The sensations you feel don't start with subtleties. First you mostly feel itches, pains, the feeling of clothing touching you, the ground, etc. But as you continue, you work down to the level of feeling all parts of your body deeply.

The teacher likens the retreat to a, ‘surgery for the mind.’ You cut deep into yourself and begin to remove what causes your mind’s reactionary tendencies to give you a new sense of freedom. The schedule seems brutal, with 10 hours of sitting meditation dispersed through the day, but as the days go by, it gets easier to get into the flow and enjoy the sitting sessions.

Every night, there is a video talk by the meditation instructor who developed the Vipassana method, S.N. Goenka. I was expecting the talks to be dull and just about meditating, but Goenka conveys impactful information through his use of humor and examples to drive points home and to help the listener understand beyond his language.
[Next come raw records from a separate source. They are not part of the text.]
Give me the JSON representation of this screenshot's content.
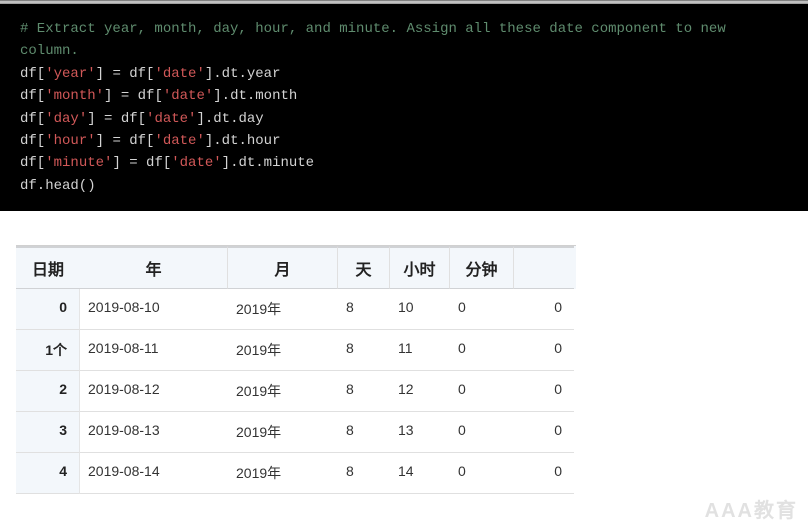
{
  "code": {
    "comment": "# Extract year, month, day, hour, and minute. Assign all these date component to new column.",
    "l1a": "df[",
    "l1b": "'year'",
    "l1c": "] = df[",
    "l1d": "'date'",
    "l1e": "].dt.year",
    "l2a": "df[",
    "l2b": "'month'",
    "l2c": "] = df[",
    "l2d": "'date'",
    "l2e": "].dt.month",
    "l3a": "df[",
    "l3b": "'day'",
    "l3c": "] = df[",
    "l3d": "'date'",
    "l3e": "].dt.day",
    "l4a": "df[",
    "l4b": "'hour'",
    "l4c": "] = df[",
    "l4d": "'date'",
    "l4e": "].dt.hour",
    "l5a": "df[",
    "l5b": "'minute'",
    "l5c": "] = df[",
    "l5d": "'date'",
    "l5e": "].dt.minute",
    "l6": "df.head()"
  },
  "table": {
    "headers": {
      "idx": "日期",
      "year": "年",
      "month": "月",
      "day": "天",
      "hour": "小时",
      "minute": "分钟"
    },
    "rows": [
      {
        "idx": "0",
        "date": "2019-08-10",
        "year": "2019年",
        "month": "8",
        "day": "10",
        "hour": "0",
        "minute": "0"
      },
      {
        "idx": "1个",
        "date": "2019-08-11",
        "year": "2019年",
        "month": "8",
        "day": "11",
        "hour": "0",
        "minute": "0"
      },
      {
        "idx": "2",
        "date": "2019-08-12",
        "year": "2019年",
        "month": "8",
        "day": "12",
        "hour": "0",
        "minute": "0"
      },
      {
        "idx": "3",
        "date": "2019-08-13",
        "year": "2019年",
        "month": "8",
        "day": "13",
        "hour": "0",
        "minute": "0"
      },
      {
        "idx": "4",
        "date": "2019-08-14",
        "year": "2019年",
        "month": "8",
        "day": "14",
        "hour": "0",
        "minute": "0"
      }
    ]
  },
  "watermark": "AAA教育"
}
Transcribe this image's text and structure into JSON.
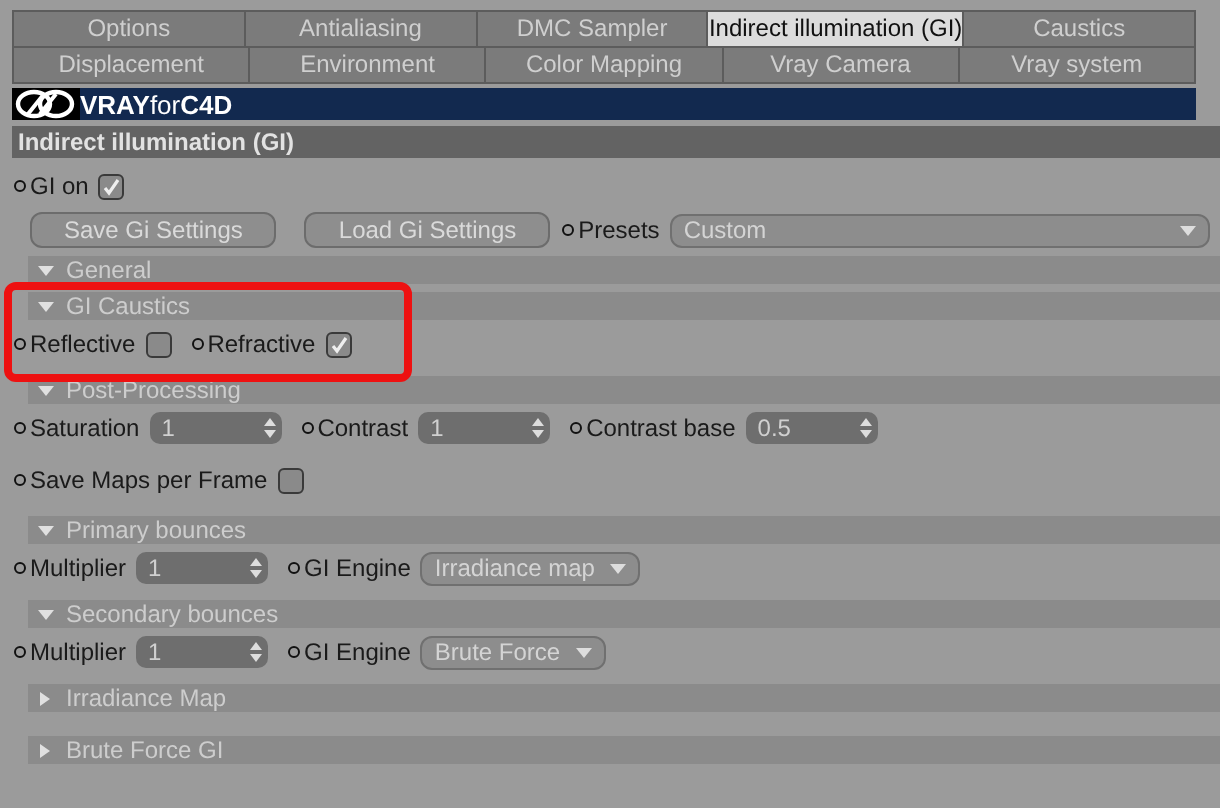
{
  "tab_rows": [
    {
      "tabs": [
        {
          "label": "Options",
          "selected": false
        },
        {
          "label": "Antialiasing",
          "selected": false
        },
        {
          "label": "DMC Sampler",
          "selected": false
        },
        {
          "label": "Indirect illumination (GI)",
          "selected": true
        },
        {
          "label": "Caustics",
          "selected": false
        }
      ]
    },
    {
      "tabs": [
        {
          "label": "Displacement",
          "selected": false
        },
        {
          "label": "Environment",
          "selected": false
        },
        {
          "label": "Color Mapping",
          "selected": false
        },
        {
          "label": "Vray Camera",
          "selected": false
        },
        {
          "label": "Vray system",
          "selected": false
        }
      ]
    }
  ],
  "banner": {
    "brand": "VRAY",
    "brand_small": "for",
    "brand_end": "C4D"
  },
  "panel_title": "Indirect illumination (GI)",
  "gi_on": {
    "label": "GI on",
    "checked": true
  },
  "buttons": [
    "Save Gi Settings",
    "Load Gi Settings"
  ],
  "presets": {
    "label": "Presets",
    "value": "Custom"
  },
  "sections": [
    {
      "title": "General",
      "expanded": true
    },
    {
      "title": "GI Caustics",
      "expanded": true,
      "highlighted": true,
      "rows": [
        [
          {
            "kind": "checkbox",
            "label": "Reflective",
            "checked": false
          },
          {
            "kind": "checkbox",
            "label": "Refractive",
            "checked": true
          }
        ]
      ]
    },
    {
      "title": "Post-Processing",
      "expanded": true,
      "rows": [
        [
          {
            "kind": "spinner",
            "label": "Saturation",
            "value": "1"
          },
          {
            "kind": "spinner",
            "label": "Contrast",
            "value": "1"
          },
          {
            "kind": "spinner",
            "label": "Contrast base",
            "value": "0.5"
          }
        ],
        [
          {
            "kind": "checkbox",
            "label": "Save Maps per Frame",
            "checked": false
          }
        ]
      ]
    },
    {
      "title": "Primary bounces",
      "expanded": true,
      "rows": [
        [
          {
            "kind": "spinner",
            "label": "Multiplier",
            "value": "1"
          },
          {
            "kind": "dropdown",
            "label": "GI Engine",
            "value": "Irradiance map"
          }
        ]
      ]
    },
    {
      "title": "Secondary bounces",
      "expanded": true,
      "rows": [
        [
          {
            "kind": "spinner",
            "label": "Multiplier",
            "value": "1"
          },
          {
            "kind": "dropdown",
            "label": "GI Engine",
            "value": "Brute Force"
          }
        ]
      ]
    },
    {
      "title": "Irradiance Map",
      "expanded": false
    },
    {
      "title": "Brute Force GI",
      "expanded": false
    }
  ]
}
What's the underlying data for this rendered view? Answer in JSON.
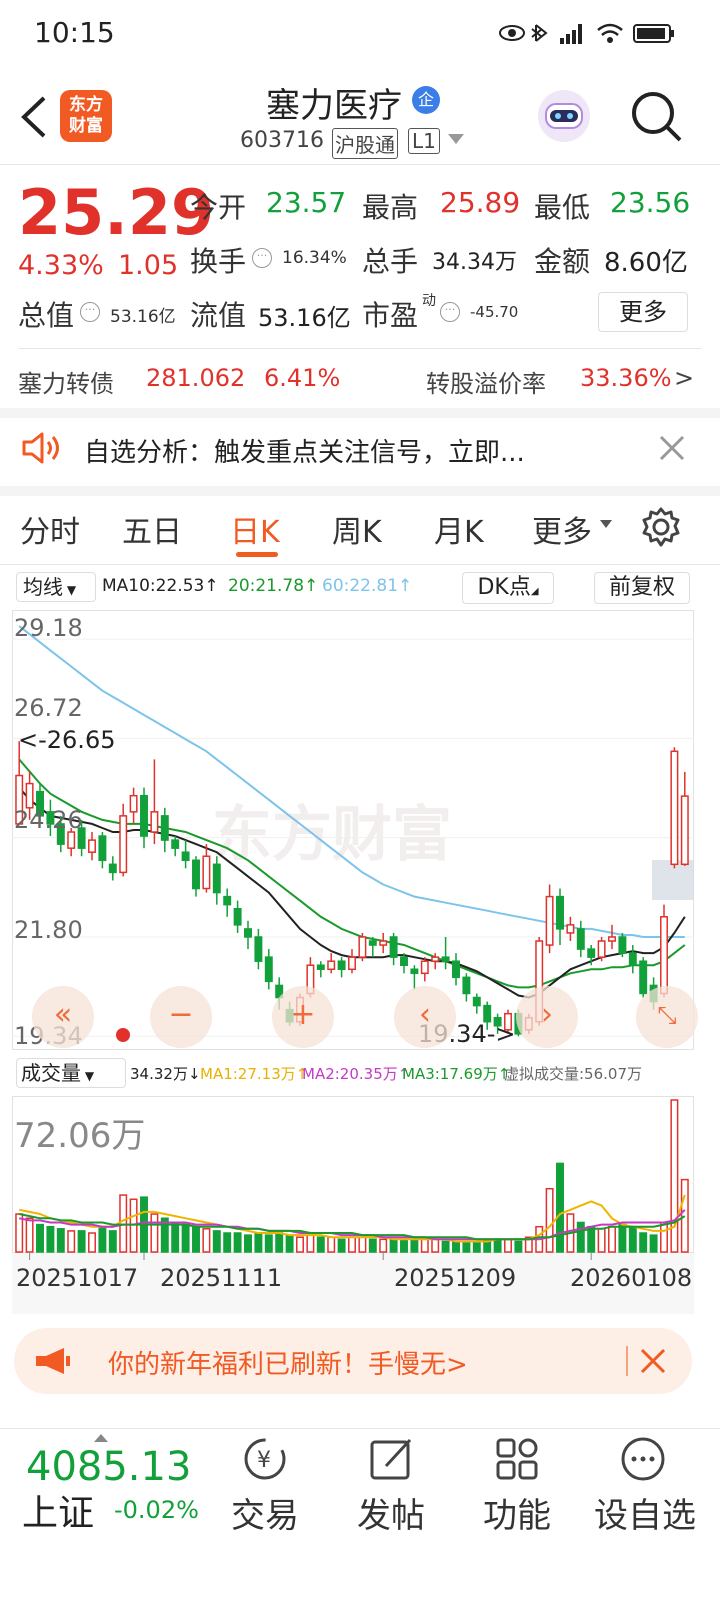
{
  "status_bar": {
    "time": "10:15"
  },
  "header": {
    "back_label": "<",
    "app_logo_text": "东方\n财富",
    "stock_name": "塞力医疗",
    "enterprise_badge": "企",
    "stock_code": "603716",
    "market_badge": "沪股通",
    "level_badge": "L1"
  },
  "quote": {
    "price": "25.29",
    "change_pct": "4.33%",
    "change_amt": "1.05",
    "open_label": "今开",
    "open_value": "23.57",
    "high_label": "最高",
    "high_value": "25.89",
    "low_label": "最低",
    "low_value": "23.56",
    "turnover_label": "换手",
    "turnover_value": "16.34%",
    "volume_label": "总手",
    "volume_value": "34.34万",
    "amount_label": "金额",
    "amount_value": "8.60亿",
    "mktcap_label": "总值",
    "mktcap_value": "53.16亿",
    "float_label": "流值",
    "float_value": "53.16亿",
    "pe_label": "市盈",
    "pe_super": "动",
    "pe_value": "-45.70",
    "more_button": "更多"
  },
  "bond": {
    "name": "塞力转债",
    "price": "281.062",
    "change": "6.41%",
    "premium_label": "转股溢价率",
    "premium_value": "33.36%",
    "arrow": ">"
  },
  "notice": {
    "text": "自选分析：触发重点关注信号，立即..."
  },
  "tabs": [
    "分时",
    "五日",
    "日K",
    "周K",
    "月K",
    "更多"
  ],
  "active_tab": "日K",
  "ma_bar": {
    "selector": "均线",
    "ma10": "MA10:22.53↑",
    "ma20": "20:21.78↑",
    "ma60": "60:22.81↑",
    "dk_button": "DK点",
    "adjust_button": "前复权"
  },
  "kline": {
    "y_ticks": [
      "29.18",
      "26.72",
      "24.26",
      "21.80",
      "19.34"
    ],
    "high_marker": "<-26.65",
    "low_marker": "19.34->",
    "candles": [
      [
        24.6,
        25.8,
        24.8,
        26.65
      ],
      [
        25.0,
        25.6,
        24.7,
        25.9
      ],
      [
        25.4,
        24.8,
        24.6,
        25.6
      ],
      [
        24.9,
        24.6,
        24.3,
        25.2
      ],
      [
        24.6,
        24.1,
        23.9,
        24.8
      ],
      [
        24.0,
        24.4,
        23.8,
        24.5
      ],
      [
        24.5,
        24.0,
        23.8,
        24.7
      ],
      [
        23.9,
        24.2,
        23.7,
        24.4
      ],
      [
        24.3,
        23.7,
        23.5,
        24.4
      ],
      [
        23.6,
        23.4,
        23.2,
        23.8
      ],
      [
        23.4,
        24.8,
        23.3,
        25.1
      ],
      [
        24.9,
        25.3,
        24.6,
        25.5
      ],
      [
        25.3,
        24.3,
        24.0,
        25.5
      ],
      [
        24.4,
        24.9,
        24.1,
        26.2
      ],
      [
        24.8,
        24.2,
        23.9,
        25.0
      ],
      [
        24.2,
        24.0,
        23.8,
        24.3
      ],
      [
        23.9,
        23.7,
        23.5,
        24.2
      ],
      [
        23.7,
        23.0,
        22.8,
        23.8
      ],
      [
        23.0,
        23.8,
        22.9,
        24.1
      ],
      [
        23.6,
        22.9,
        22.6,
        23.8
      ],
      [
        22.8,
        22.6,
        22.3,
        23.0
      ],
      [
        22.5,
        22.1,
        21.9,
        22.7
      ],
      [
        22.0,
        21.8,
        21.5,
        22.2
      ],
      [
        21.8,
        21.2,
        21.0,
        22.0
      ],
      [
        21.3,
        20.7,
        20.5,
        21.5
      ],
      [
        20.6,
        20.3,
        20.0,
        20.8
      ],
      [
        20.0,
        19.7,
        19.6,
        20.2
      ],
      [
        19.7,
        20.3,
        19.6,
        20.4
      ],
      [
        20.4,
        21.1,
        20.3,
        21.3
      ],
      [
        21.1,
        21.0,
        20.8,
        21.2
      ],
      [
        21.0,
        21.2,
        20.9,
        21.4
      ],
      [
        21.2,
        21.0,
        20.8,
        21.3
      ],
      [
        21.0,
        21.3,
        20.9,
        21.5
      ],
      [
        21.3,
        21.8,
        21.2,
        21.9
      ],
      [
        21.7,
        21.6,
        21.3,
        21.8
      ],
      [
        21.6,
        21.7,
        21.4,
        21.9
      ],
      [
        21.8,
        21.3,
        21.1,
        21.9
      ],
      [
        21.3,
        21.1,
        20.9,
        21.4
      ],
      [
        21.0,
        20.9,
        20.5,
        21.1
      ],
      [
        20.9,
        21.2,
        20.7,
        21.3
      ],
      [
        21.2,
        21.3,
        21.0,
        21.4
      ],
      [
        21.3,
        21.2,
        21.0,
        21.8
      ],
      [
        21.2,
        20.8,
        20.6,
        21.4
      ],
      [
        20.8,
        20.4,
        20.2,
        20.9
      ],
      [
        20.3,
        20.1,
        19.9,
        20.4
      ],
      [
        20.1,
        19.7,
        19.5,
        20.2
      ],
      [
        19.8,
        19.6,
        19.4,
        19.9
      ],
      [
        19.5,
        19.9,
        19.4,
        20.0
      ],
      [
        19.9,
        19.4,
        19.34,
        20.0
      ],
      [
        19.5,
        19.8,
        19.4,
        19.9
      ],
      [
        19.7,
        21.7,
        19.6,
        21.8
      ],
      [
        21.6,
        22.8,
        21.4,
        23.1
      ],
      [
        22.8,
        22.0,
        21.6,
        23.0
      ],
      [
        21.9,
        22.1,
        21.7,
        22.3
      ],
      [
        22.0,
        21.5,
        21.3,
        22.2
      ],
      [
        21.5,
        21.3,
        21.1,
        21.6
      ],
      [
        21.3,
        21.7,
        21.2,
        21.8
      ],
      [
        21.7,
        21.8,
        21.5,
        22.1
      ],
      [
        21.8,
        21.4,
        21.3,
        21.9
      ],
      [
        21.4,
        21.1,
        20.9,
        21.6
      ],
      [
        21.2,
        20.4,
        20.3,
        21.3
      ],
      [
        20.6,
        20.2,
        20.0,
        20.8
      ],
      [
        20.4,
        22.3,
        20.3,
        22.6
      ],
      [
        23.6,
        26.4,
        23.5,
        26.5
      ],
      [
        23.6,
        25.29,
        23.56,
        25.89
      ]
    ],
    "ma_series": {
      "ma10": [
        25.5,
        25.2,
        25.0,
        24.8,
        24.75,
        24.7,
        24.65,
        24.6,
        24.5,
        24.4,
        24.4,
        24.45,
        24.45,
        24.4,
        24.35,
        24.3,
        24.2,
        24.1,
        24.0,
        23.9,
        23.7,
        23.5,
        23.3,
        23.1,
        22.9,
        22.6,
        22.3,
        22.0,
        21.8,
        21.6,
        21.45,
        21.35,
        21.3,
        21.3,
        21.3,
        21.3,
        21.35,
        21.35,
        21.3,
        21.25,
        21.2,
        21.2,
        21.15,
        21.05,
        20.95,
        20.8,
        20.65,
        20.5,
        20.35,
        20.3,
        20.4,
        20.6,
        20.8,
        21.0,
        21.1,
        21.2,
        21.3,
        21.35,
        21.4,
        21.45,
        21.4,
        21.4,
        21.55,
        21.9,
        22.3
      ],
      "ma20": [
        26.2,
        25.9,
        25.6,
        25.35,
        25.2,
        25.05,
        24.9,
        24.8,
        24.7,
        24.65,
        24.6,
        24.6,
        24.6,
        24.55,
        24.5,
        24.45,
        24.4,
        24.3,
        24.2,
        24.1,
        24.0,
        23.85,
        23.7,
        23.5,
        23.3,
        23.1,
        22.9,
        22.7,
        22.5,
        22.3,
        22.15,
        22.0,
        21.9,
        21.8,
        21.75,
        21.7,
        21.65,
        21.6,
        21.5,
        21.4,
        21.3,
        21.2,
        21.1,
        21.0,
        20.9,
        20.8,
        20.7,
        20.6,
        20.55,
        20.55,
        20.6,
        20.7,
        20.8,
        20.9,
        20.95,
        21.0,
        21.0,
        21.05,
        21.05,
        21.1,
        21.1,
        21.1,
        21.2,
        21.4,
        21.6
      ],
      "ma60": [
        29.5,
        29.3,
        29.1,
        28.9,
        28.7,
        28.5,
        28.3,
        28.1,
        27.9,
        27.75,
        27.6,
        27.45,
        27.3,
        27.15,
        27.0,
        26.85,
        26.7,
        26.55,
        26.4,
        26.2,
        26.0,
        25.8,
        25.6,
        25.4,
        25.2,
        25.0,
        24.8,
        24.6,
        24.4,
        24.2,
        24.0,
        23.8,
        23.6,
        23.4,
        23.25,
        23.1,
        23.0,
        22.9,
        22.8,
        22.75,
        22.7,
        22.65,
        22.6,
        22.55,
        22.5,
        22.45,
        22.4,
        22.35,
        22.3,
        22.25,
        22.2,
        22.15,
        22.1,
        22.05,
        22.0,
        22.0,
        21.95,
        21.9,
        21.85,
        21.85,
        21.8,
        21.8,
        21.8,
        21.8,
        21.8
      ]
    }
  },
  "volume_bar": {
    "selector": "成交量",
    "current": "34.32万↓",
    "ma1": "MA1:27.13万↑",
    "ma2": "MA2:20.35万↑",
    "ma3": "MA3:17.69万↑",
    "virtual": "虚拟成交量:56.07万",
    "max_label": "72.06万"
  },
  "volume": {
    "max": 72.06,
    "values": [
      18,
      16,
      13,
      12,
      11,
      10,
      10,
      9,
      12,
      10,
      27,
      25,
      26,
      18,
      16,
      14,
      13,
      12,
      11,
      10,
      9,
      9,
      8,
      9,
      8,
      9,
      8,
      7,
      8,
      7,
      7,
      6,
      7,
      7,
      6,
      6,
      6,
      6,
      6,
      6,
      6,
      5,
      5,
      5,
      5,
      6,
      6,
      6,
      5,
      7,
      12,
      30,
      42,
      18,
      14,
      12,
      11,
      12,
      13,
      12,
      9,
      8,
      14,
      72.06,
      34.32
    ],
    "ma1": [
      20,
      19,
      18,
      16,
      15,
      14,
      13,
      12,
      12,
      12,
      15,
      17,
      19,
      19,
      18,
      17,
      16,
      15,
      14,
      13,
      12,
      11,
      10,
      9,
      9,
      9,
      8,
      8,
      8,
      8,
      7,
      7,
      7,
      7,
      7,
      7,
      6,
      6,
      6,
      6,
      6,
      6,
      5,
      5,
      5,
      5,
      6,
      6,
      6,
      6,
      8,
      12,
      18,
      20,
      22,
      24,
      22,
      16,
      13,
      12,
      11,
      10,
      10,
      12,
      27
    ],
    "ma2": [
      16,
      15,
      15,
      14,
      14,
      13,
      13,
      13,
      12,
      12,
      13,
      13,
      14,
      14,
      14,
      14,
      14,
      13,
      13,
      13,
      12,
      12,
      11,
      11,
      10,
      10,
      10,
      9,
      9,
      9,
      9,
      8,
      8,
      8,
      8,
      7,
      7,
      7,
      7,
      7,
      6,
      6,
      6,
      6,
      6,
      6,
      6,
      6,
      6,
      6,
      6,
      7,
      9,
      10,
      11,
      12,
      13,
      13,
      14,
      14,
      14,
      14,
      14,
      15,
      20
    ],
    "ma3": [
      18,
      17,
      16,
      16,
      15,
      15,
      14,
      14,
      14,
      13,
      13,
      13,
      13,
      13,
      13,
      13,
      13,
      12,
      12,
      12,
      12,
      11,
      11,
      11,
      10,
      10,
      10,
      10,
      9,
      9,
      9,
      9,
      9,
      8,
      8,
      8,
      8,
      8,
      7,
      7,
      7,
      7,
      7,
      7,
      6,
      6,
      6,
      6,
      6,
      6,
      7,
      7,
      8,
      9,
      10,
      11,
      11,
      12,
      12,
      12,
      12,
      12,
      13,
      14,
      17
    ]
  },
  "dates": [
    "20251017",
    "20251111",
    "20251209",
    "20260108"
  ],
  "promo": {
    "text": "你的新年福利已刷新！手慢无>"
  },
  "bottom_nav": {
    "index_value": "4085.13",
    "index_name": "上证",
    "index_change": "-0.02%",
    "items": [
      "交易",
      "发帖",
      "功能",
      "设自选"
    ]
  },
  "colors": {
    "rise": "#e0322b",
    "fall": "#12a03a",
    "accent": "#f15a22",
    "ma10": "#222222",
    "ma20": "#1a9a2a",
    "ma60": "#7cc4ea",
    "vol_ma1": "#f0b400",
    "vol_ma2": "#c43ac4",
    "vol_ma3": "#1a9a2a"
  }
}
Each talk is about the meditation technique up to that point, experiences you may be having, and insights that the technique reveal.

Goenka mentions towards the beginning that people find some days more difficult than others. I found this true both times I've attended a Vipassana retreat. The first 3 days aren't too bad, but then comes day 4. Day 4 you go from doing Anapana (breath-based) meditation, into the actual Vipassana technique.

The 3 previous days of Anapana allow you to deeply feel bodily sensations. First, all you can feel is your breath, then slowly you start to feel things like micro air currents, ever-so-subtle sensations around your nose and upper lips, even down to the sensation of blood flow. Getting to this level of body awareness in Anapana is key for later Vipassana, which brings that awareness to your entire body.

What does it mean to feel each part of your body so deeply? It’s almost as if you can pinpoint down to a cell on your body and feel sensation within or energy flowing through. Goenka makes the connection that the subconscious isn't just our underlying thoughts and anxieties creeping up into our awareness from time to time, but rather it is all the simultanious processing of the body as well.

Think of your breath. It’s not an entirely conscious or subconscious process, since you continue to take in and expel oxygen even when you’re not aware of it. The technique shows just how connected the mind is to each part of your body and how much even a slight discomfort in one area can really affect us and change the nature of our minds.

The goal is to be able to look at all sensations with an equanimous mind, that is, to feel the sensations without the attachment of liking any sensations, or aversion of any sensations. This can be extremely difficult, especially when facing an itch on your nose that just won't seem to dissipate for a whole sit.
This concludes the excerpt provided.